Going into his second year with the Trojans, Grant is one of the younger standouts on the squad. Looking forward, he is confident about the team’s chances against Arlee. Speed, he predicted, will be the key to the Trojans’ run heavy strategy.

Another sophomore stepping up this year is 15-year-old Paxton Fisher. After getting sidelined last season because of a broken collarbone, Paxton Fisher is ready to step into his role as a wide receiver.

“Arlee [doesn’t] know what’s gonna hit them,” he said.

In addition to the team’s focus on running, Haggerty is working on the Trojan’s tackling skills. Proper tackling has been one of the team’s weak points in years past.

Coaches run their players through form tackling drills on a daily basis. To protect his players, Haggerty has adopted “hawk tackling,” a style popularized by the Seattle Seahawks. The form keeps the tackling player’s head out of the collision and reduces the risk of concussion, according to Haggerty.

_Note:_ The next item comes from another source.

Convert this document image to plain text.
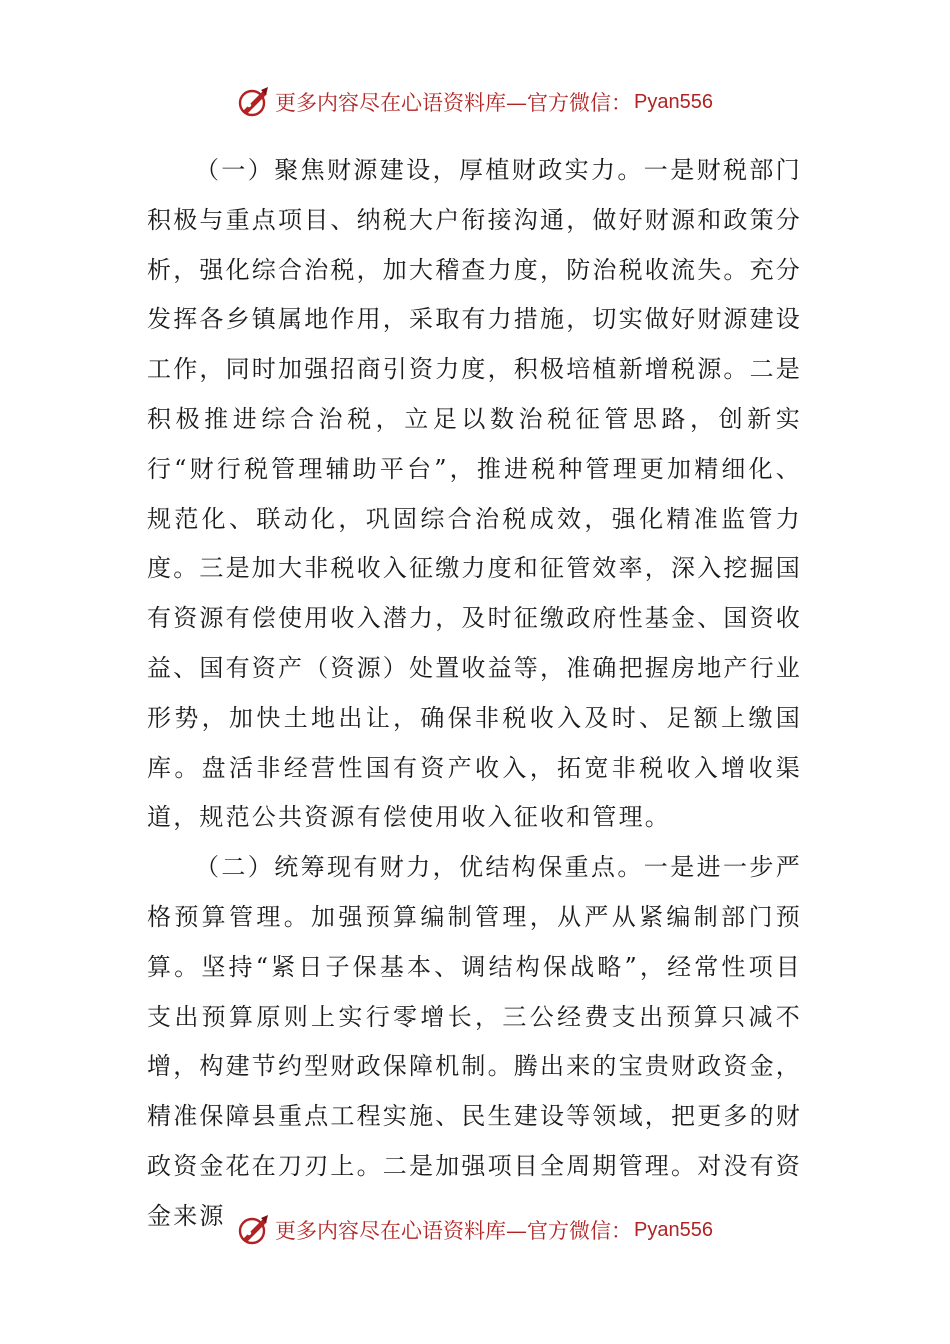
更多内容尽在心语资料库—官方微信： Pyan556

（一）聚焦财源建设，厚植财政实力。一是财税部门积极与重点项目、纳税大户衔接沟通，做好财源和政策分析，强化综合治税，加大稽查力度，防治税收流失。充分发挥各乡镇属地作用，采取有力措施，切实做好财源建设工作，同时加强招商引资力度，积极培植新增税源。二是积极推进综合治税，立足以数治税征管思路，创新实行“财行税管理辅助平台”，推进税种管理更加精细化、规范化、联动化，巩固综合治税成效，强化精准监管力度。三是加大非税收入征缴力度和征管效率，深入挖掘国有资源有偿使用收入潜力，及时征缴政府性基金、国资收益、国有资产（资源）处置收益等，准确把握房地产行业形势，加快土地出让，确保非税收入及时、足额上缴国库。盘活非经营性国有资产收入，拓宽非税收入增收渠道，规范公共资源有偿使用收入征收和管理。

（二）统筹现有财力，优结构保重点。一是进一步严格预算管理。加强预算编制管理，从严从紧编制部门预算。坚持“紧日子保基本、调结构保战略”，经常性项目支出预算原则上实行零增长，三公经费支出预算只减不增，构建节约型财政保障机制。腾出来的宝贵财政资金，精准保障县重点工程实施、民生建设等领域，把更多的财政资金花在刀刃上。二是加强项目全周期管理。对没有资金来源

更多内容尽在心语资料库—官方微信： Pyan556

Peterson noted that with a limited number of players, it would not take many injuries to jeopardize the team’s season.

“Anybody gets hurt, it’s kind of over,” he said.

One of the other senior leaders, Jace Fisher, 17, has helped mentor younger players on their technique. The 300-pound left tackle, who has committed to play at Montana State, commands respect on the team.

“When he starts yelling at you, you do whatever he says,” Haggerty said.

Following practice, Fisher said his teammates can’t be afraid to hit. Sharpening up on fundamentals like snap counts, catching and locking schemes will also be important to the Trojan’s success he said.

With the Trojans’ new focus on running, he anticipates the team will do well against Arlee. He said he could see the Trojans performing even better as the season progresses, particularly after getting through any opening night jitters.

Having logged another solid practice, Haggerty gathered his team around him on the field on Aug. 19. With only nine practices left before the first game, he told his players to keep working on mental errors like not knowing the count.

“Everybody has a job to do and if everybody does their job right we’ll be just fine,” he said.